Transferable two-stream convolutional neural network for human action recognition

Abstract

Human-Robot Collaboration (HRC), which enables a workspace where human and robot can dynamically and safely collaborate for improved operational efficiency, has been identified as a key element in smart manufacturing. Human action recognition plays a key role in the realization of HRC, as it helps identify current human action and provides the basis for future action prediction and robot planning. While Deep Learning (DL) has demonstrated great potential in advancing human action recognition, effectively leveraging the temporal information of human motions to improve the accuracy and robustness of action recognition has remained as a challenge. Furthermore, it is often difficult to obtain a large volume of data for DL network training and optimization, due to operational constraints in a realistic manufacturing setting. This paper presents an integrated method to address these two challenges, based on the optical flow and convolutional neural network (CNN)-based transfer learning.
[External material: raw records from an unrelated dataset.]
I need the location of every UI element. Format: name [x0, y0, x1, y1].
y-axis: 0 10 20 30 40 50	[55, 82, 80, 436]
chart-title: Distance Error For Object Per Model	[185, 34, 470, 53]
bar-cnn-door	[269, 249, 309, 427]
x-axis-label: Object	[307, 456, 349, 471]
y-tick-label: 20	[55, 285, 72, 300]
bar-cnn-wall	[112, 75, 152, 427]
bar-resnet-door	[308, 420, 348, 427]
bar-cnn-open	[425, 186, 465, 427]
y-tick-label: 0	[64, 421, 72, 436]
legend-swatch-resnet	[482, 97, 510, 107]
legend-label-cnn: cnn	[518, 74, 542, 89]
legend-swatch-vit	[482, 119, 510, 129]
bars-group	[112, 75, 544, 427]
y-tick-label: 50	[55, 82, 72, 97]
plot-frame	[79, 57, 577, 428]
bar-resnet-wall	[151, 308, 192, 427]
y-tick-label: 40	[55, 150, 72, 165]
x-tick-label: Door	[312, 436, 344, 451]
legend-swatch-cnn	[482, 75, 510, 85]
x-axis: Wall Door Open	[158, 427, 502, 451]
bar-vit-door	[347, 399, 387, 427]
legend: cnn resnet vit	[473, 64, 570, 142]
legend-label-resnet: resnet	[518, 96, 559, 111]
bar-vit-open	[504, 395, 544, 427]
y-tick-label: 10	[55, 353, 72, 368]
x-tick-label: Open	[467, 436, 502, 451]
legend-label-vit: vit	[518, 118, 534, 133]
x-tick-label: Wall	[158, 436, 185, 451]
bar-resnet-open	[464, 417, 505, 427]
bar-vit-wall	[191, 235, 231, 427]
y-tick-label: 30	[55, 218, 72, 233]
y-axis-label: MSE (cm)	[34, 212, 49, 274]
Specifically, optical flow images, which encode the temporal information of human motion, are extracted and serve as the input to a two-stream CNN structure for simultaneous parsing of spatial-temporal information of human motion. Subsequently, transfer learning is investigated to transfer the feature extraction capability of a pretrained CNN to manufacturing scenarios. Evaluation using engine block assembly confirmed the effectiveness of the developed method.